Instinct is a behavior that's hard-wired into the brain, and the wiring is
produced by genes, right? So, if not conciously, why should a sane winged
runner unconciously flap while running? Of course there's an easy
explanation: A mutation happened in the genes that produced the correct
wiring, and the descendants of that mutant had the advantage of being faster
and eventually of being able to take off. But that's beyond the testable. Of
course it might have happened, but you might just as well accept FUCHSIA :->
> Ostrom provided a step-by-step, gradualistic scenario on
> how a prey-catching forelimb might have changed over to a lift- and
> thrust-generating wing that carried the insect-eating biped into the air -
The step from the forward stroke to the downward stroke is missing, though.
(OTOH, the forward stroke looks just like what I can see in the video of the
vertically running bird... or this may be false memory.

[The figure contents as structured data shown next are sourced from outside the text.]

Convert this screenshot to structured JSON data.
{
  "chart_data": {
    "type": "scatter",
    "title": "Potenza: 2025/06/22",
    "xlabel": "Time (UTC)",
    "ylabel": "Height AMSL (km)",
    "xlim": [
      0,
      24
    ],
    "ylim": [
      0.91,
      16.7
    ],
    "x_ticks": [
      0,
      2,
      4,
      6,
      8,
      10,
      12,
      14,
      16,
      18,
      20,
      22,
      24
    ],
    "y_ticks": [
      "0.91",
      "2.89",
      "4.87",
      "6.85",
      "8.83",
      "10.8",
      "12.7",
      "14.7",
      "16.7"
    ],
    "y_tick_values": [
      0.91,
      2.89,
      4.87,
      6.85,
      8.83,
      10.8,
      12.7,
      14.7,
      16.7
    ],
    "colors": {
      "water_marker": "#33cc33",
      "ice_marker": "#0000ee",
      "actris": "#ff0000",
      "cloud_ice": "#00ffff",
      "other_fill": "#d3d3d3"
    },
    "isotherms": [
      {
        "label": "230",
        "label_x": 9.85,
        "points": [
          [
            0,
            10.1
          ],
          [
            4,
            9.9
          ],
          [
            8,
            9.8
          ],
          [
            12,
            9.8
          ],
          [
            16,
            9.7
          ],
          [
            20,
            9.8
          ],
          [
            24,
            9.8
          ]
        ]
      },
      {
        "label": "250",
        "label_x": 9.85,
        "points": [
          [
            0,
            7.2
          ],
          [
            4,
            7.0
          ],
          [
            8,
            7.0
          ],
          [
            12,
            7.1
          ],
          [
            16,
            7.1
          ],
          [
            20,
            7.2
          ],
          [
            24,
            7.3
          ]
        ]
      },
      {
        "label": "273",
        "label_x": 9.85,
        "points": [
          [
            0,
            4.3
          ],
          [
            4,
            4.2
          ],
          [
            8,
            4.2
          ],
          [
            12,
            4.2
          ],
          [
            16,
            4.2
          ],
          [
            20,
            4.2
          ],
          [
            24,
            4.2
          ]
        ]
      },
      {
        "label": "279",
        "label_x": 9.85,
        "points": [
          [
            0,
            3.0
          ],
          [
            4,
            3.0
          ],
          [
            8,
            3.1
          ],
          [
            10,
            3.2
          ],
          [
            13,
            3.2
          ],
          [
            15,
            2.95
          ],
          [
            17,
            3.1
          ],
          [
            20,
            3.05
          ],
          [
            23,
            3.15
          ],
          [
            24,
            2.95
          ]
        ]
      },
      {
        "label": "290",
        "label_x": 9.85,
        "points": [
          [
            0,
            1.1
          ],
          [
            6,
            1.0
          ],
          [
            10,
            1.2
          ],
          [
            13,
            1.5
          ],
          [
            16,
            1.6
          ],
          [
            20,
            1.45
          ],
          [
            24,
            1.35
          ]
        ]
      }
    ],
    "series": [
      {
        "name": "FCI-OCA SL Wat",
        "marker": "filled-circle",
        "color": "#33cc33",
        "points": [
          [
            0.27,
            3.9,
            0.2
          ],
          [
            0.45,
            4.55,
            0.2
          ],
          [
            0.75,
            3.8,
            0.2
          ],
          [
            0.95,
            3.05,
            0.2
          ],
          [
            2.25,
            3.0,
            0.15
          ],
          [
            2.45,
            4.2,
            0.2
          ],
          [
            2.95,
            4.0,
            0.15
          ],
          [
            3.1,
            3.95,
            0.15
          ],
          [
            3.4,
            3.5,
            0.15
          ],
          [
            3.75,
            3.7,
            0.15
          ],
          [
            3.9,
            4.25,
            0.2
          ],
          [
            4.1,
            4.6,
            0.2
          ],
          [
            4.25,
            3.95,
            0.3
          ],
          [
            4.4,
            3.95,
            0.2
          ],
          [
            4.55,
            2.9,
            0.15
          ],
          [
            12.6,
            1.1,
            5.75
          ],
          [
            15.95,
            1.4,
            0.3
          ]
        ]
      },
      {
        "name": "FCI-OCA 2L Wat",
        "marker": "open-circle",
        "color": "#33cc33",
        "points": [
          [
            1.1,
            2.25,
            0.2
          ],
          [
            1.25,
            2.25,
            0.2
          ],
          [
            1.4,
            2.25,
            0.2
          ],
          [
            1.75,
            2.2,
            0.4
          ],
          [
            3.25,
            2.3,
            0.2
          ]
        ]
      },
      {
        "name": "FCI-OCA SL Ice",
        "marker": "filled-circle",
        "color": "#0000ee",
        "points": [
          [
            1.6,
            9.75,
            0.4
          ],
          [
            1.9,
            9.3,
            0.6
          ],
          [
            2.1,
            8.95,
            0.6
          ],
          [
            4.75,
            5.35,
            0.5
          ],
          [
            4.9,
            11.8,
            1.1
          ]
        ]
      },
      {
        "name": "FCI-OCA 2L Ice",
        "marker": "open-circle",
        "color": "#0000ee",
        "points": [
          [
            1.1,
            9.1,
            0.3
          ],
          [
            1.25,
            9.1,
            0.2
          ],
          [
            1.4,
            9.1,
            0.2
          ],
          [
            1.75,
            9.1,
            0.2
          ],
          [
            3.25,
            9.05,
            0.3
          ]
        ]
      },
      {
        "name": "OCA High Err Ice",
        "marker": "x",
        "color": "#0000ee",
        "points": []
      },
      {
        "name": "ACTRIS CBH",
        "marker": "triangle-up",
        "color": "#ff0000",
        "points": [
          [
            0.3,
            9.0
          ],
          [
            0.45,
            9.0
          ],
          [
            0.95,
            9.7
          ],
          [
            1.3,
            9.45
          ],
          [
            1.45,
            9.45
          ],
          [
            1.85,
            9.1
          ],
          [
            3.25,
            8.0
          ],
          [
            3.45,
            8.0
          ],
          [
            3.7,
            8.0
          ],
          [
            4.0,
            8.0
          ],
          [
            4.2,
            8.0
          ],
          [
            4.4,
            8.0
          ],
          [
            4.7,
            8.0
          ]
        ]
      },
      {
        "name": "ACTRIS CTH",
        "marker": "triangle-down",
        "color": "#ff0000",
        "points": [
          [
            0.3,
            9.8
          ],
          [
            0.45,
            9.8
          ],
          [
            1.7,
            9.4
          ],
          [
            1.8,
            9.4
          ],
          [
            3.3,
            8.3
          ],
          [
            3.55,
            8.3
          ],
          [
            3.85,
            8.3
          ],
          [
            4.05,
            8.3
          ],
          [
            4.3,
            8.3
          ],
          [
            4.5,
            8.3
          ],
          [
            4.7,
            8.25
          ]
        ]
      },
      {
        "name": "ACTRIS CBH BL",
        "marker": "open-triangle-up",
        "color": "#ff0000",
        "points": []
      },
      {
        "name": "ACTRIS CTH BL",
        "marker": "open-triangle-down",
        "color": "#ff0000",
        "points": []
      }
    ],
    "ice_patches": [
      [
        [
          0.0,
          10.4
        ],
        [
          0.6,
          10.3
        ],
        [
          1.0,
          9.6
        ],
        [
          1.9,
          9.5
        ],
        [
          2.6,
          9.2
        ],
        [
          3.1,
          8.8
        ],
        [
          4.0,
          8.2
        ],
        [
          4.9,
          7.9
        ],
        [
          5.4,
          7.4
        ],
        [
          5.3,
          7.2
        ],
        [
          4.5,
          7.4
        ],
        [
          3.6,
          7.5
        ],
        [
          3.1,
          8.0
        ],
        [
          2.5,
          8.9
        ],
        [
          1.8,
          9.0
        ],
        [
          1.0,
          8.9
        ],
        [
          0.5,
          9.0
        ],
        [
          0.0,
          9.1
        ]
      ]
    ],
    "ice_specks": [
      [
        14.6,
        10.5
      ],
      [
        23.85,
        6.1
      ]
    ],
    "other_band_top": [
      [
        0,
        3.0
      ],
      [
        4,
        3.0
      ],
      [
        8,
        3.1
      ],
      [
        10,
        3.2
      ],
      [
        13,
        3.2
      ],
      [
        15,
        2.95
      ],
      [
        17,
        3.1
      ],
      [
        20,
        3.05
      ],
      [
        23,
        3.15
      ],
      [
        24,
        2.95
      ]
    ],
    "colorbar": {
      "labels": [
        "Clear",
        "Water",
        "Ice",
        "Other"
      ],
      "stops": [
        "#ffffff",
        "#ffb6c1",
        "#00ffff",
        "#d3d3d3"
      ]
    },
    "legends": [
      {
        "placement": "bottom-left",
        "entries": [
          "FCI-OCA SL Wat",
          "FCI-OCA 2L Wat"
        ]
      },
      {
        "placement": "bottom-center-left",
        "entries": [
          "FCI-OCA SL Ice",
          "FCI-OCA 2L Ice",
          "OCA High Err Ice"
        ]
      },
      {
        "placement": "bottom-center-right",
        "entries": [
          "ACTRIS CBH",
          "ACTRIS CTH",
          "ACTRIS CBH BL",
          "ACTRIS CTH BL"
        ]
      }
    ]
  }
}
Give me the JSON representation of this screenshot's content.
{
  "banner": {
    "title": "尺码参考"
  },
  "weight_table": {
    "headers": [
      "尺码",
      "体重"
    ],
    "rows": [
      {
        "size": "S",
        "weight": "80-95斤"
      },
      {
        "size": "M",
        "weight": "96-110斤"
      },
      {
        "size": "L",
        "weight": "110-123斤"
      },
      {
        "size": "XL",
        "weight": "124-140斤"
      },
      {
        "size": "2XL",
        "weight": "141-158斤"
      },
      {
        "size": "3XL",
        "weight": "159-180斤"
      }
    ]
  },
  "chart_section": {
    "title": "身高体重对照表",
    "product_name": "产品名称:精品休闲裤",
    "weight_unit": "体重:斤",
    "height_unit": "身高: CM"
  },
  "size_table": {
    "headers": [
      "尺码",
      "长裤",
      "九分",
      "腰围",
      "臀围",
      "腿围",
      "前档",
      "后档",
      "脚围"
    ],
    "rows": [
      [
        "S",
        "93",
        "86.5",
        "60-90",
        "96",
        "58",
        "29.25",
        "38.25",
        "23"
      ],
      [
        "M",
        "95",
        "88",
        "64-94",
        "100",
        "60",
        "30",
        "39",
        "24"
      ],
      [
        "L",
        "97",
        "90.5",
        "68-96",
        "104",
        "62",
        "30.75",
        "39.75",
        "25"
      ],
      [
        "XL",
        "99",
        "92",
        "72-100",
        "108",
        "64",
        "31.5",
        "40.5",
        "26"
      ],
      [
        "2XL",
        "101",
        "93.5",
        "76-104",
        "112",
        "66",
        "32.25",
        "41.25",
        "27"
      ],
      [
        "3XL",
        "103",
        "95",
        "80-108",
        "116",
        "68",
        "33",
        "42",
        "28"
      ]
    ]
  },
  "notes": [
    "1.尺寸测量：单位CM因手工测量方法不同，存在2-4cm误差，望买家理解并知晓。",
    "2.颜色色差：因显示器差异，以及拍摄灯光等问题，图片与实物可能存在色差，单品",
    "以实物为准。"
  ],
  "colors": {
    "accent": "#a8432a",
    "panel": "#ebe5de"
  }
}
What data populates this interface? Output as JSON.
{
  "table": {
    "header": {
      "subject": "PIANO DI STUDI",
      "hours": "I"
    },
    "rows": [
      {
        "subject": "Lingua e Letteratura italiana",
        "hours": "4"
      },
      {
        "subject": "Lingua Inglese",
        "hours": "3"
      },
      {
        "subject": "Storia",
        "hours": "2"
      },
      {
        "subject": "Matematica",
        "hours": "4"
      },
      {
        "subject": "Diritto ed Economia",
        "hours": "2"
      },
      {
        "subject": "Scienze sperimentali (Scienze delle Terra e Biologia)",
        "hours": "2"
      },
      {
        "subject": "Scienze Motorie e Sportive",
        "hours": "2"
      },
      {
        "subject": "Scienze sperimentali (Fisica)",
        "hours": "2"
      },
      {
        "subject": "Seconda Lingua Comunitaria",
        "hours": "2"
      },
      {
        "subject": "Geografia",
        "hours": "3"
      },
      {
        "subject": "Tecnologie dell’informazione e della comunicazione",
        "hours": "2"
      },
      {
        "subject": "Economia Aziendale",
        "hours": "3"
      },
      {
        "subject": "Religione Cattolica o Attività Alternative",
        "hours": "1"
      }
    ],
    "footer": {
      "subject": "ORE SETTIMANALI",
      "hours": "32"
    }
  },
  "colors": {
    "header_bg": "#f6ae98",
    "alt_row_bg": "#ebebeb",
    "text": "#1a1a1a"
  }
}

Gotta look again.)
> However, one
> may speculate that the inception of flapping - whether by a ground-running
> predator or a tree-climbing glider - was spontaneous and driven by
> rather than guided incrementally by the evolutionary process.
Just asking again: you mean it began to flap just so, because it was
basically crazy? In that case, see above. I can see how such a thing can
lead to a selective advantage, but it's not testable. If we can't find a
testable explanation, then I'll probably go with that nonetheless. But first
I'm trying to look for one.
> > Pronounces this on p. 266: "but this is a somewhat different motion than
> > the flight stroke". :-)
> [...] No author has claimed the two motions to be identical.
Yes. And none tried to explain how the change happened.